Решите ионное уравнение хлорид натрия и нитрат свинца

Solving the Ionic Equation for Sodium Chloride and Lead Nitrate

To solve the ionic equation for the reaction between sodium chloride (NaCl) and lead nitrate (Pb(NO3)2), we need to first write the balanced molecular equation and then separate the soluble ionic compounds into their respective ions.

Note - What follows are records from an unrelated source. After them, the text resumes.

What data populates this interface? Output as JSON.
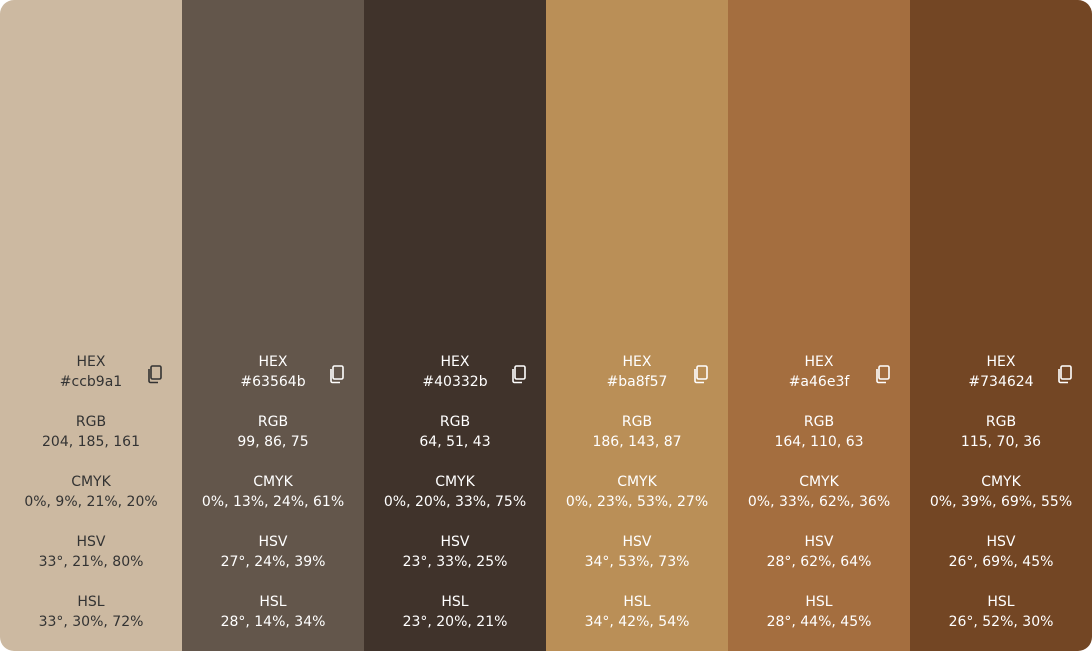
{
  "swatches": [
    {
      "bg": "#ccb9a1",
      "text_color": "#333333",
      "hex_label": "HEX",
      "hex": "#ccb9a1",
      "rgb_label": "RGB",
      "rgb": "204, 185, 161",
      "cmyk_label": "CMYK",
      "cmyk": "0%, 9%, 21%, 20%",
      "hsv_label": "HSV",
      "hsv": "33°, 21%, 80%",
      "hsl_label": "HSL",
      "hsl": "33°, 30%, 72%",
      "copy_icon": "copy-icon"
    },
    {
      "bg": "#63564b",
      "text_color": "#ffffff",
      "hex_label": "HEX",
      "hex": "#63564b",
      "rgb_label": "RGB",
      "rgb": "99, 86, 75",
      "cmyk_label": "CMYK",
      "cmyk": "0%, 13%, 24%, 61%",
      "hsv_label": "HSV",
      "hsv": "27°, 24%, 39%",
      "hsl_label": "HSL",
      "hsl": "28°, 14%, 34%",
      "copy_icon": "copy-icon"
    },
    {
      "bg": "#40332b",
      "text_color": "#ffffff",
      "hex_label": "HEX",
      "hex": "#40332b",
      "rgb_label": "RGB",
      "rgb": "64, 51, 43",
      "cmyk_label": "CMYK",
      "cmyk": "0%, 20%, 33%, 75%",
      "hsv_label": "HSV",
      "hsv": "23°, 33%, 25%",
      "hsl_label": "HSL",
      "hsl": "23°, 20%, 21%",
      "copy_icon": "copy-icon"
    },
    {
      "bg": "#ba8f57",
      "text_color": "#ffffff",
      "hex_label": "HEX",
      "hex": "#ba8f57",
      "rgb_label": "RGB",
      "rgb": "186, 143, 87",
      "cmyk_label": "CMYK",
      "cmyk": "0%, 23%, 53%, 27%",
      "hsv_label": "HSV",
      "hsv": "34°, 53%, 73%",
      "hsl_label": "HSL",
      "hsl": "34°, 42%, 54%",
      "copy_icon": "copy-icon"
    },
    {
      "bg": "#a46e3f",
      "text_color": "#ffffff",
      "hex_label": "HEX",
      "hex": "#a46e3f",
      "rgb_label": "RGB",
      "rgb": "164, 110, 63",
      "cmyk_label": "CMYK",
      "cmyk": "0%, 33%, 62%, 36%",
      "hsv_label": "HSV",
      "hsv": "28°, 62%, 64%",
      "hsl_label": "HSL",
      "hsl": "28°, 44%, 45%",
      "copy_icon": "copy-icon"
    },
    {
      "bg": "#734624",
      "text_color": "#ffffff",
      "hex_label": "HEX",
      "hex": "#734624",
      "rgb_label": "RGB",
      "rgb": "115, 70, 36",
      "cmyk_label": "CMYK",
      "cmyk": "0%, 39%, 69%, 55%",
      "hsv_label": "HSV",
      "hsv": "26°, 69%, 45%",
      "hsl_label": "HSL",
      "hsl": "26°, 52%, 30%",
      "copy_icon": "copy-icon"
    }
  ]
}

Step 1: Writing the Balanced Molecular Equation The balanced molecular equation for the reaction between sodium chloride and lead nitrate is: ``` 2NaCl + Pb(NO3)2 → 2NaNO3 + PbCl2 ```

Step 2: Separating the Soluble Ionic Compounds into Ions In the balanced molecular equation, sodium chloride and lead nitrate are both soluble ionic compounds. When they dissociate in water, they form ions. The dissociation of these compounds is as follows: - Sodium chloride (NaCl): NaCl → Na⁺ + Cl⁻ - Lead nitrate (Pb(NO3)2): Pb(NO3)2 → Pb²⁺ + 2NO3⁻

Step 3: Writing the Ionic Equation Using the ions formed from the dissociation of the soluble ionic compounds, the ionic equation for the reaction between sodium chloride and lead nitrate is: ``` 2Na⁺ + 2Cl⁻ + Pb²⁺ + 2NO3⁻ → 2Na⁺ + 2NO3⁻ + PbCl2 ``` Simplifying the equation by removing the spectator ions (ions that appear on both sides of the equation), we get: ``` 2Cl⁻ + Pb²⁺ → PbCl2 ``` This is the ionic equation for the reaction between sodium chloride and lead nitrate.

Conclusion

The ionic equation for the reaction between sodium chloride and lead nitrate is 2Cl⁻ + Pb²⁺ → PbCl2. This equation represents the chemical reaction at the ionic level, showing the formation of lead chloride from the interaction of the ions.